> LUNDI 11 AVRIL 2016 |
Erik Orsenna |
Fonction Ecrivain |
Tintin au pays des lônes et des traboules
Erik Orsenna est un curieux insatiable et un infatigable voyageur. Un jour au Groenland pour mieux comprendre la fonte des glaces, un autre à Tarbes pour découvrir le démantèlement d’avions dans le cadre d’une mission sur l’économie circulaire pour le groupe Engie.
22 mars 1947 |
Naissance à Paris |
1983-1985 |
Conseiller culturel à L'Elysée |
1998 |
Election à l'Académie française |
2008 |
Parution de L'avenir de l'eau |
2016 |
Parution de L'origine de nos amours |
Dix jours en Guyane sur le "front du zika" au côté des chercheurs de l’Institut pasteur dont il est ambassadeur, à un autre moment sur la fleuve Paraná, en Argentine et au Paraguay, au titre de président de l’Observatoire des initiatives pour l’avenir des grands fleuves. Un "club" qui réunit à l’initiative de la Compagnie nationale du Rhône les représentants de quatorze fleuves dans le monde comme le Mississipi et le Nil, le Maroni et la Volga, le Fleuve jaune et le Rhône. Ce monde n’est pas étranger à l’écrivain qui navigue entre les mots, dont certains livres composent avec ces fleuves, à l’image de l’Amazone dans L’Exposition coloniale avec lequel il a décroché le prix Goncourt.

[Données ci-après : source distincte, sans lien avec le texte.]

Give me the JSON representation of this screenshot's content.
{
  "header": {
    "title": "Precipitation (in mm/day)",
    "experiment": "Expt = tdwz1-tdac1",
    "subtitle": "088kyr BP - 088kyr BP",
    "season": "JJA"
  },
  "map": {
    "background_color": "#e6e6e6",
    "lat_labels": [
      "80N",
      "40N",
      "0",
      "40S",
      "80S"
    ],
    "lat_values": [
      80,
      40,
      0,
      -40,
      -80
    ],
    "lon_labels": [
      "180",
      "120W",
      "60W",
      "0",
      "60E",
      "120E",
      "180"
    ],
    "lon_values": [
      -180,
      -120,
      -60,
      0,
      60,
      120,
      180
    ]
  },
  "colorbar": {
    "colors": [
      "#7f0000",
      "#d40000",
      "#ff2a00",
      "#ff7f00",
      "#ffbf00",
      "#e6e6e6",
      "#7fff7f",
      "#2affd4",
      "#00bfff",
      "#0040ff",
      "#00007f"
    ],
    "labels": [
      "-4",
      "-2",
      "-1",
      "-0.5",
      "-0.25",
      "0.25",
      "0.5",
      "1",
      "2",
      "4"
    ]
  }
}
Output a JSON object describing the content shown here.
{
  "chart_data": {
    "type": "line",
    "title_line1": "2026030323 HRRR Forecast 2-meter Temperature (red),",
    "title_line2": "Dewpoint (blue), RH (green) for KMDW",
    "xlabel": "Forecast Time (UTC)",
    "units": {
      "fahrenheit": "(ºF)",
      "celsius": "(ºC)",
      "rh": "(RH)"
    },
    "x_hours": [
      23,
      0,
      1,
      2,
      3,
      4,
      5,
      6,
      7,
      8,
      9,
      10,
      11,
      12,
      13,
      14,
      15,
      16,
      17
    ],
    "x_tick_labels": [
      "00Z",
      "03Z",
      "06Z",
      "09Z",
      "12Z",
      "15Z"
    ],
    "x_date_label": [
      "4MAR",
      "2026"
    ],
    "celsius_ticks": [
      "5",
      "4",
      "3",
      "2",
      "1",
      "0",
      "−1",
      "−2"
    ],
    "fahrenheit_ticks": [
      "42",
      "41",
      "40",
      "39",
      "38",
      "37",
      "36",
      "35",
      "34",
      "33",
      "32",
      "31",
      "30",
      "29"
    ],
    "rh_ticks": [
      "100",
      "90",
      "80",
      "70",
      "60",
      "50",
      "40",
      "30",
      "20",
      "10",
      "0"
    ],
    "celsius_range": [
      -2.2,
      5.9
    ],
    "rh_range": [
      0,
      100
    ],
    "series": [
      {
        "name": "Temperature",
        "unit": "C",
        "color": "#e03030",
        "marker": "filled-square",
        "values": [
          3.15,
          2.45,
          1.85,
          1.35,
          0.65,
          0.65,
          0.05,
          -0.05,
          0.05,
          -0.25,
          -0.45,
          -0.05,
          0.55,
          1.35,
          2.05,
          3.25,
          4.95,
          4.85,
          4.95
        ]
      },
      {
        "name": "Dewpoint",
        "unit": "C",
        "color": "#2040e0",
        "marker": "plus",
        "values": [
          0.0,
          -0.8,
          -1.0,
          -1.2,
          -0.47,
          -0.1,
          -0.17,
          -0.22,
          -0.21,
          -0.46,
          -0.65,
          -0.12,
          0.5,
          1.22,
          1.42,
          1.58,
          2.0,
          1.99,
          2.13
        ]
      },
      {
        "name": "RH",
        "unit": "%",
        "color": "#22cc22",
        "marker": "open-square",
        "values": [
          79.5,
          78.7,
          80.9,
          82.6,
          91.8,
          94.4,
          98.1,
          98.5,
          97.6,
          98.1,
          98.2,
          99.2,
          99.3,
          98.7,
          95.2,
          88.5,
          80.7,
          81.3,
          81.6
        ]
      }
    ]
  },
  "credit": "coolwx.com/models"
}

Pour cet économiste, "les fleuves offrent des réponses concrètes aux défis de notre temps (…) Leur utilisation raisonnée peut contribuer à réduire les émissions de gaz à effet de serre afin de lutter contre le réchauffement climatique. " Echanger autour des fleuves revient à s’intéresser à la construction des barrages, au développement du transport fluvial mais aussi à la fragilité des deltas, à la salinisation des eaux, aux inondations, à l’irrigation… A l’urbanisme, car comme "la plupart des grandes villes sont construites au bord d’un rivage, de la mer ou d’un fleuve, explique Erik Orsenna, bien gérer un fleuve, ça veut dire bien gérer la ville. " Ces messages, il les porte contre vents et marées souvent. Estimant que les fleuves n’ont pas eu la place qu’ils méritent lors de la COP 21, il a réussi à faire explicitement inscrire cette question à l’agenda de la COP 22 à Marrakech.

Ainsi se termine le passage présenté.